"Haïti est toujours à la une de l’actualité et l’actualité n’est jamais positive…
Les dégâts causés par le tremblement de terre du 12 janvier sont terribles et l’étendue réelle de la catastrophe reste à découvrir… C’est une tragédie qui dépasse l’imagination.
Alors que des hommes et des femmes luttent pour survivre, Haïti doit être au cœur des préoccupations du monde entier.
Ce tremblement de terre n’est que le dernier des fléaux qui ont frappé la nation la plus pauvre de l’hémisphère nord.
En 2008, les cyclones « Fay » et « Gustav » frappaient l’île. Le pays fut ensuite dévasté par les inondations et les glissements de terrain dus aux cyclones « Hannah » et « Ike ». Ces catastrophes firent de nombreux sans-abris. Au total, 800 haïtiens en furent les victimes directes. Environ 60% des récoltes furent détruites et de nombreux villages furent rayés de la carte.

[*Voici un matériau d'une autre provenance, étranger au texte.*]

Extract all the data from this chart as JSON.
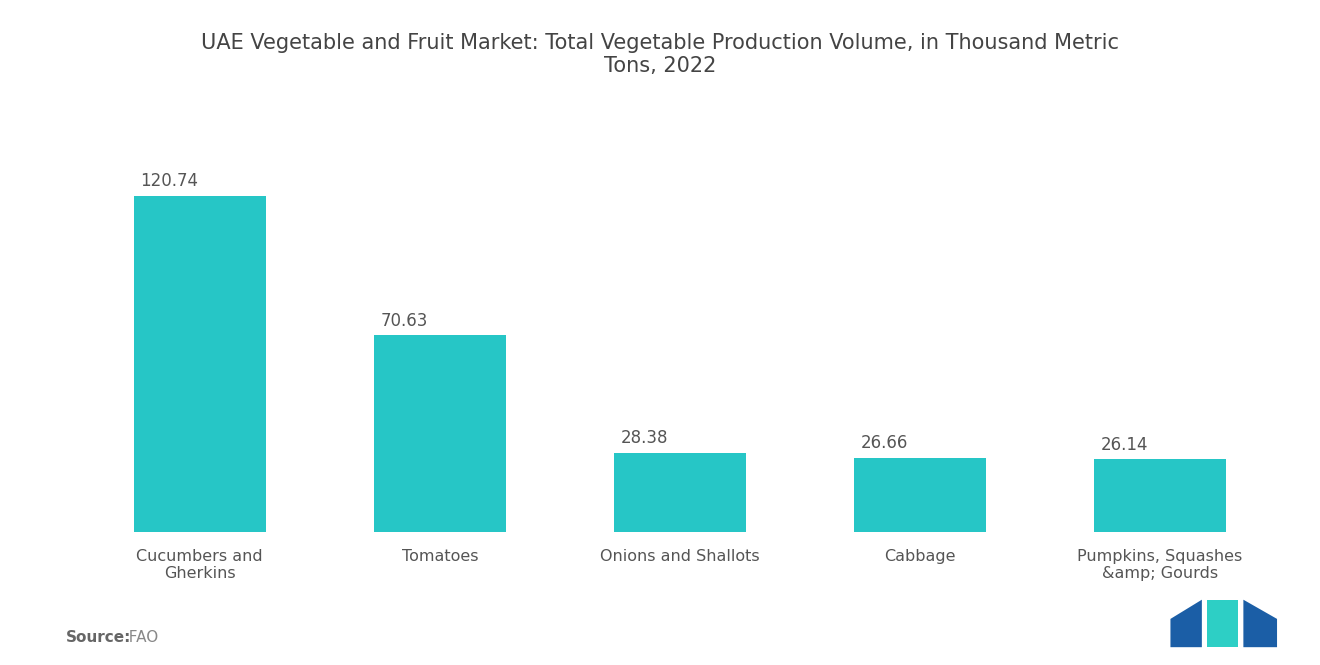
{
  "title": "UAE Vegetable and Fruit Market: Total Vegetable Production Volume, in Thousand Metric\nTons, 2022",
  "categories": [
    "Cucumbers and\nGherkins",
    "Tomatoes",
    "Onions and Shallots",
    "Cabbage",
    "Pumpkins, Squashes\n&amp; Gourds"
  ],
  "values": [
    120.74,
    70.63,
    28.38,
    26.66,
    26.14
  ],
  "bar_color": "#26C6C6",
  "background_color": "#ffffff",
  "title_fontsize": 15,
  "label_fontsize": 11.5,
  "value_fontsize": 12,
  "source_label": "Source:",
  "source_value": "  FAO",
  "source_fontsize": 11,
  "ylim": [
    0,
    148
  ],
  "bar_width": 0.55
}
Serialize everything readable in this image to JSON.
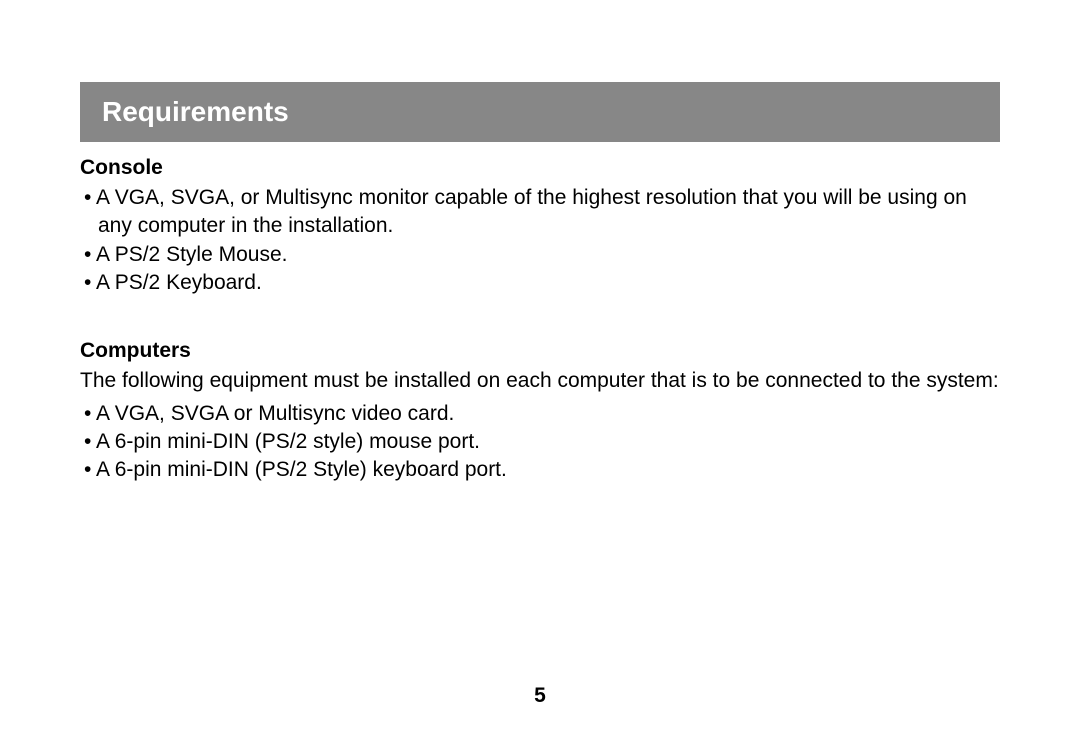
{
  "title": "Requirements",
  "sections": {
    "console": {
      "heading": "Console",
      "bullets": [
        "A VGA, SVGA, or Multisync monitor capable of the highest resolution that you will be using on any computer in the installation.",
        "A PS/2 Style Mouse.",
        "A PS/2 Keyboard."
      ]
    },
    "computers": {
      "heading": "Computers",
      "intro": "The following equipment must be installed on each computer that is to be connected to the system:",
      "bullets": [
        "A VGA, SVGA or Multisync video card.",
        "A 6-pin mini-DIN (PS/2 style) mouse port.",
        "A 6-pin mini-DIN (PS/2 Style) keyboard port."
      ]
    }
  },
  "pageNumber": "5",
  "colors": {
    "titleBarBg": "#878787",
    "titleBarText": "#ffffff",
    "bodyText": "#000000",
    "pageBg": "#ffffff"
  },
  "fonts": {
    "title_pt": 28,
    "body_pt": 21,
    "heading_weight": "bold"
  }
}
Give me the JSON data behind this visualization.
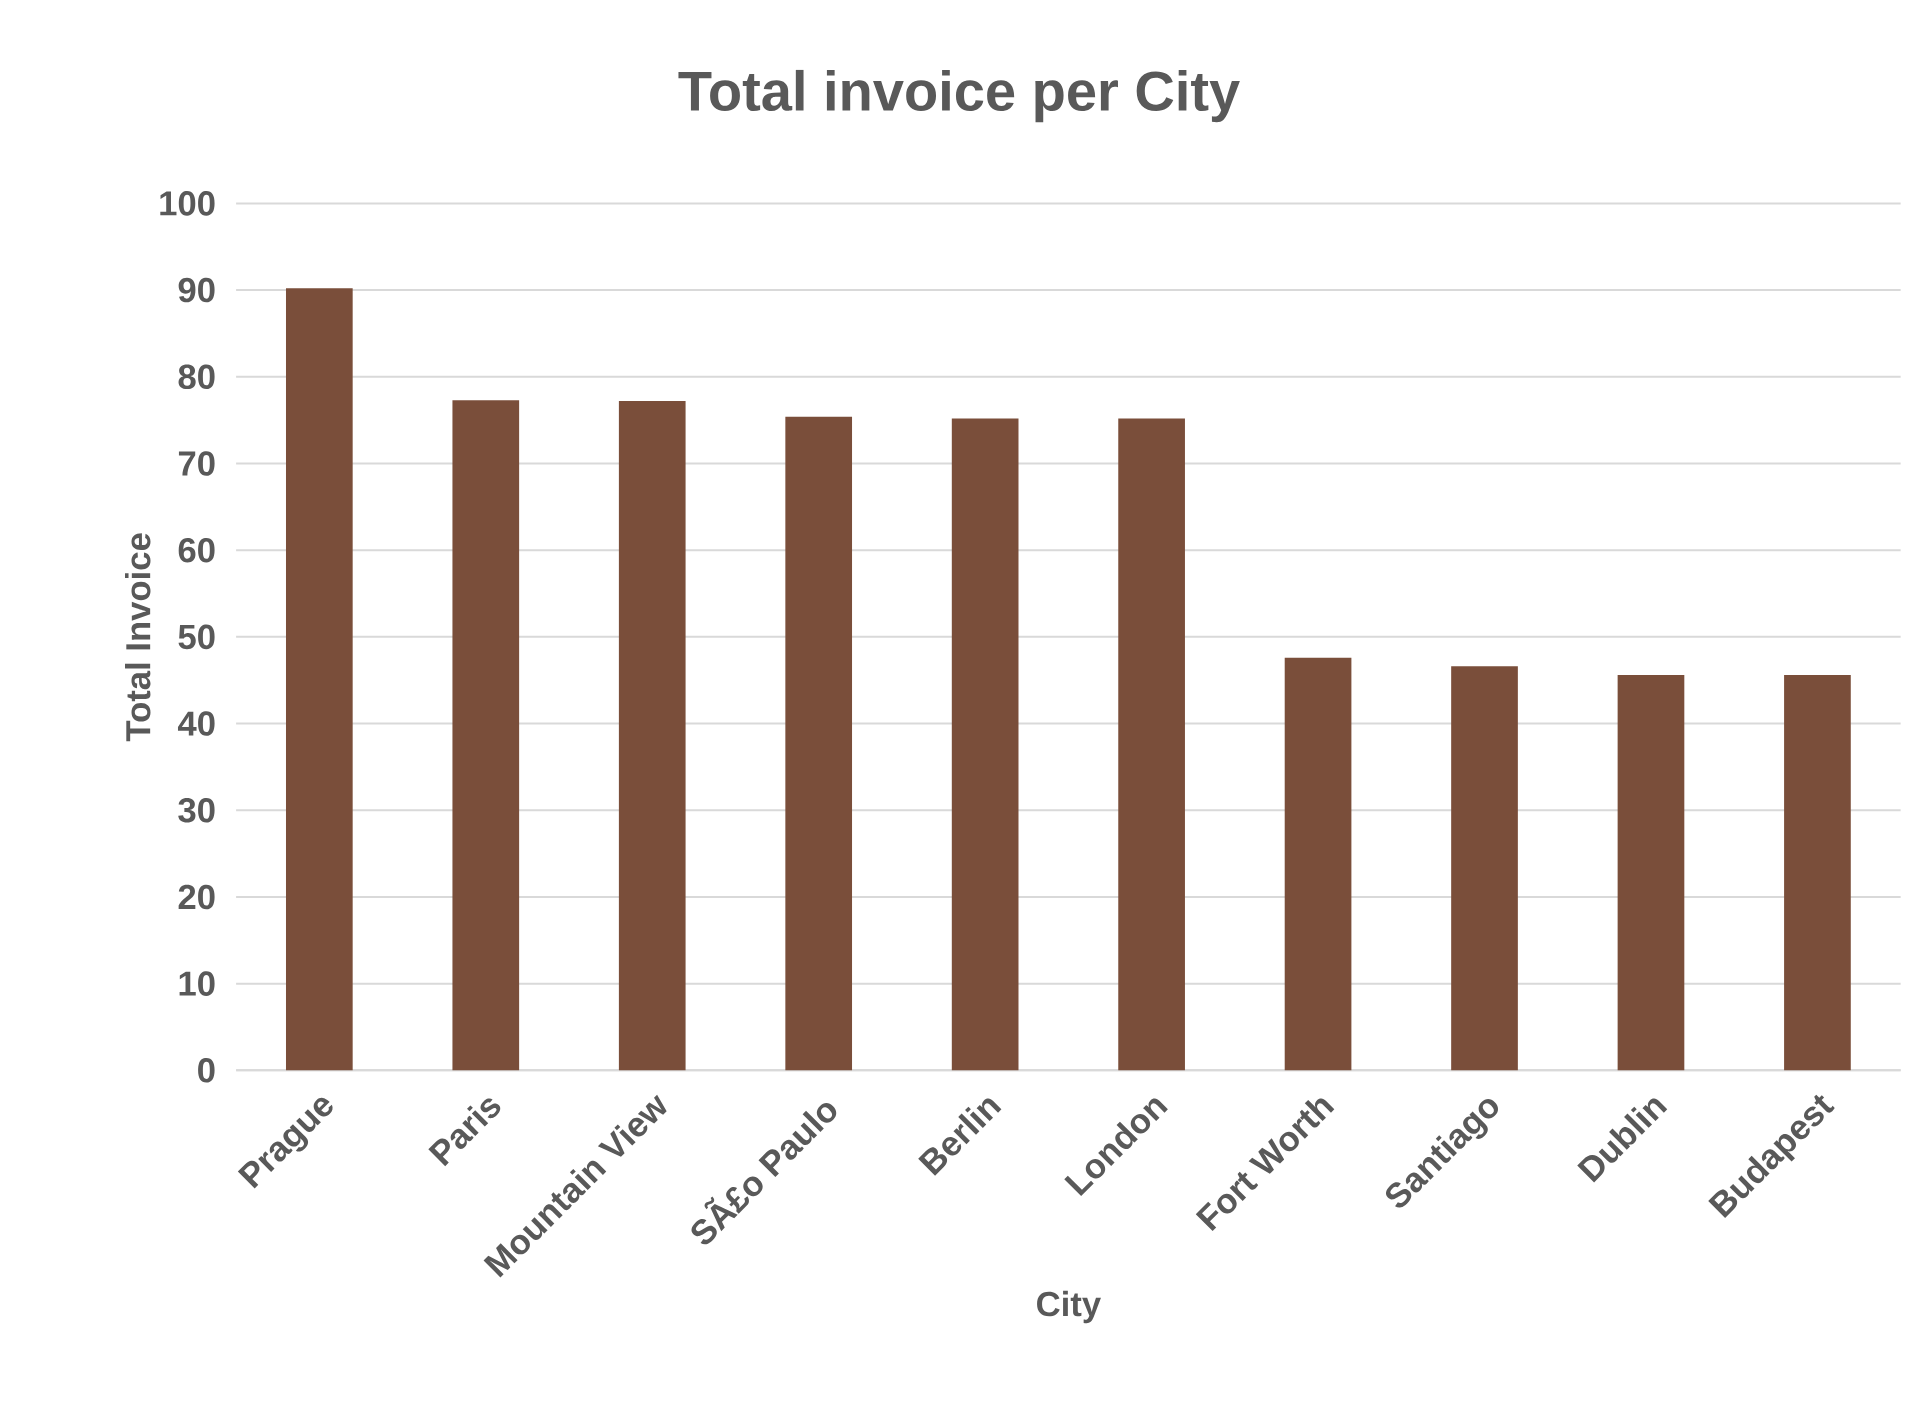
{
  "chart_data": {
    "type": "bar",
    "title": "Total invoice per City",
    "xlabel": "City",
    "ylabel": "Total Invoice",
    "categories": [
      "Prague",
      "Paris",
      "Mountain View",
      "SÃ£o Paulo",
      "Berlin",
      "London",
      "Fort Worth",
      "Santiago",
      "Dublin",
      "Budapest"
    ],
    "values": [
      90.2,
      77.3,
      77.2,
      75.4,
      75.2,
      75.2,
      47.6,
      46.6,
      45.6,
      45.6
    ],
    "color": "#7a4e3a",
    "ylim": [
      0,
      100
    ],
    "yticks": [
      0,
      10,
      20,
      30,
      40,
      50,
      60,
      70,
      80,
      90,
      100
    ],
    "grid": "y"
  }
}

De difficile, les conditions de vie devinrent désespérées.
En novembre, une école de Pétionville, dans la banlieue de Port-au-Prince, s’écroulait au cours d’une fête. On dénombra plus de 100 morts, essentiellement des enfants. La raison de cet effondrement ? La mauvaise qualité des matériaux de construction. 5 jours plus tard, des bâtiments d’une autre école de Port-au-Prince s’écroulaient à leur tour.
Et maintenant, ce terrible seisme.
J’ai été particulièrement touché par la litanie de catastrophes qui ont touché ce pays que j’ai toujours trouvé fascinant. En effet, Haïti fut la première nation indépendante des Caraîbes, le premier Etat post-colonial indépendant et dirigé par une élite noire. C’est la seule nation à avoir gagné son indépendance à la suite d’une rébellion contre l’esclavage. Haïti est aussi la seule nation francophone des Caraïbes. Enfin, l’île est dotée d’une culture très riche, que ce soit en peinture, en musique ou en littérature.
Haïti est un endroit captivant qui a désespérément besoin de notre aide.
Mon filleul, Félix, est haïtien. Il a été adopté au sein d’un orphelinat dans lequel les enfants vivent dans des conditions très difficiles. C’est ma responsabilité de faire tout mon possible pour les aider, et Kanpe Haïti est le premier pas."